В это время издалека донесся звук выстрела.
— Постреливает твой-то… хозяин, — сказал Тимоха с юмором, обратясь к Марусе. Мне показалось, что по лицу молодой женщины прошла какая-то тень.
— Ну, — продолжал Тимофей, — купил он лошадь, за сошником да лемехом за двести верст смахал. Сладил я соху, выбрали местечко под лесом. Здесь лес хороший, сладкий… У сосны, брат, прямо тебе скажу, никогда не паши, потому — сосновая игла едучая. А листвень много слаще… Поехал мой Пётра Иваныч за семенами к скопцам, а тут как раз и ударь дожжиком, да те-еплым. Снег-то мигом съело, пошла из земли трава. Так тебе и лезет, все одно на опаре. Ну, думаю: когда так, то, видно, зевать нечего. Помолился да на зорьке выехал с сошкой… Налей-ка ты мне, хозяйка, еще чашечку.
Марья налила в чашку густого кирпичного чаю, подала Тимофею и тотчас же уставилась в него своими странными черными глазами. Тимофей налил чай на блюдце и поставил на траву, рядом с собой.

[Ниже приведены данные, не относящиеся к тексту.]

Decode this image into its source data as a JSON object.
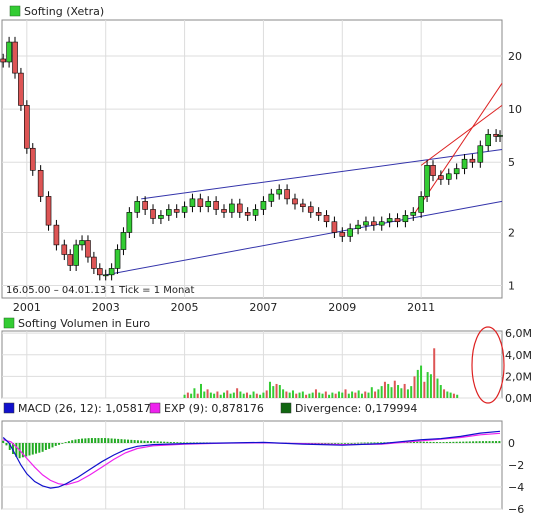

— Побился я этот день порядочно, — продолжал он, — земля-те сроду не пахана, конь якутской дикой: не то что на него надеяться: чуть зазевался, уж он норовит порскнуть в лес, да и с сохой. Известно: каковы хозяева, такова и животная. Ну, однако, обломал я его: руки вожжами мало из плеч не вытянул, а все-таки к вечеру с четверть десятины места отпластал. Посмотрел на пашенку, — сердце в груди взыграло: значит, сподобил господь в пустыне пашенку поднять. Лежит моя полоска на взлобочке — бархат… Однако пора пришла и шабашить. Дело субботнее: в нашей, мол, деревне, пожалуй, уже и к вечерням ударили. И ведь вот, братец мой, чудесное дело: только я это подумал, — слышу, — и верно ударило. Раз, другой, третий… этак вот из-за лесу наносит, — звон, да и только. Снял я шапку лоб перекрестить, да вдруг и вспомнил: с нами сила крестная. Да ведь здесь и церквы-то верст, почитай, на пятьсот нету!..
Из груди Маруси вылетел долгий вздох.
— Ну, пошабашил все-таки, приехал домой. А изба наша, тебе сказать — юртенка, недалече была за перелеском, с версту не более от пашни. Подъезжаю, — а у моей юрты два вершные якута сидят. Лошадей к лесине подвязали, сами на бревне беседуют, дожидаются. Раньше тоже тут все вертелись. Я, значится, пашу, а они, ухастые, кругом рыщут да смотрят. Ну, мне будто ни к чему: не на разбой выехал, на пашню. Смотри, кому охота. Подъехал, честь честью, здороваются, я тоже. Зовут на муняк (сходка) к тойонше. Сказать вам по порядку, так была в нашем улусе за начальника баба, по-ихнему, тойонша, вдова родовича богатыря. Ну, язва! Все, значит, что мы ни делаем, ей известно. Я борозду кончил, другую веду, уж ей обсказали. И, значит, зовет меня к себе. Ладно, мне что: зовет, надо идти. Наутро, праздничное дело, рубаху чистую надел, иду к ней, потому все-таки, как бы там ни было, начальница считается. Прихожу. Кругом юрты лошадей навязано много. Сама на дворе сидит… Поклонился я, стал в стороне: что, мол, будет. Забалакали они по-своему, ничего, будь прокляты, не поймешь. Потом зовет меня ближе.